4. Recall that a floating point number is of the form: (-1)^S x M x 2^E. M is the mantissa and 2^E is the exponent. Also recall that M ranges from 1.0 to (almost) 2.0. Tell us the decimal values of M and E for the (decimal) number 17.15625 and how this would be encoded in IEEE 754 representation (32 bits), including the binary values of the frac and exp parts of the representation. (Recall frac = M - 1.0.) Your answer should contain these parts and you should show how you calculated each value:
   • Decimal values for M and E such that (-1)^S * M * 2^E = 17.15625
   • Binary values for frac and exp exactly as they will appear in the full 32-bit representation of 17.15625 in IEEE floating point.
   • The full 32-bit IEEE floating point representation (in bits) of 17.15625
5. Homework Problem 3.58 (pp. 311). You may use any number of temporary variables in your solution; your code does not have to match up exactly line-by-line with the given assembly code. It just needs to be C code that accomplishes the same thing.

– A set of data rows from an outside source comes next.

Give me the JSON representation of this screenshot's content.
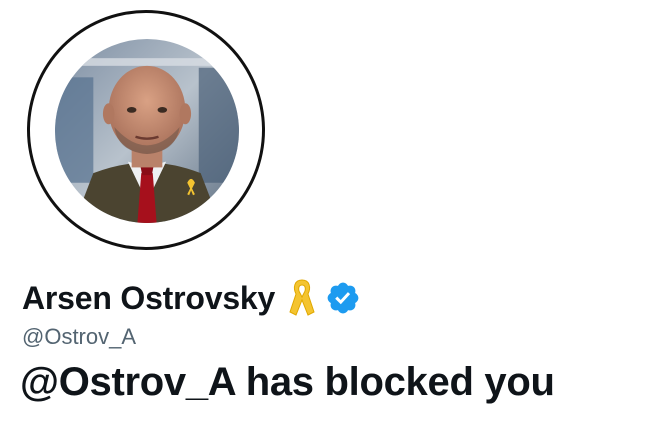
{
  "profile": {
    "display_name": "Arsen Ostrovsky",
    "handle": "@Ostrov_A",
    "badges": [
      "yellow-ribbon-icon",
      "verified-badge-icon"
    ],
    "avatar_description": "profile photo"
  },
  "message": {
    "blocked_text": "@Ostrov_A has blocked you"
  },
  "colors": {
    "text_primary": "#0f1419",
    "text_secondary": "#536471",
    "verified_blue": "#1d9bf0",
    "ribbon_yellow": "#f4c430",
    "background": "#ffffff"
  }
}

6. For this problem you will use the jack-of-all-trades tool objdump to examine executable programs on Linux. Be sure to work on this problem on the CSE home VM or attu. You will need a copy of the code that you turned in for Lab 1 (your code does not have to be entirely correct or complete, but at least some of your puzzle functions should be filled in).
   1. Run make in your Lab 1 directory to build your code. Run the command objdump -t btest | grep text and examine the output. What type of thing do some of the strings in the rightmost column of the output represent? (you do not need to identify what all of them refer to)
   2. Use objdump to disassemble your btest code (review the lecture slides or check the man page to find the right flag). Find the labels in the assembly code corresponding to your bit puzzle functions. What x86 assembly instructions appear to perform right-shift and left-shift operations?
   3. Most Linux distributions include several other useful programs for examining binary files containing machine code. Try out commands such as ldd, file, nm, strings and readelf, and try other flags with objdump. Report something neat, unusual, or unexpected that you find. Don't forget to use the man pages to learn more about all of these programs.
   4. Extra Credit (a little): run the objdump -t command on a different program on the system - choose one in the /usr/bin/ directory. You will likely see the output "SYMBOL TABLE: no symbols". Why does objdump -t appear to work on your program, but not on others?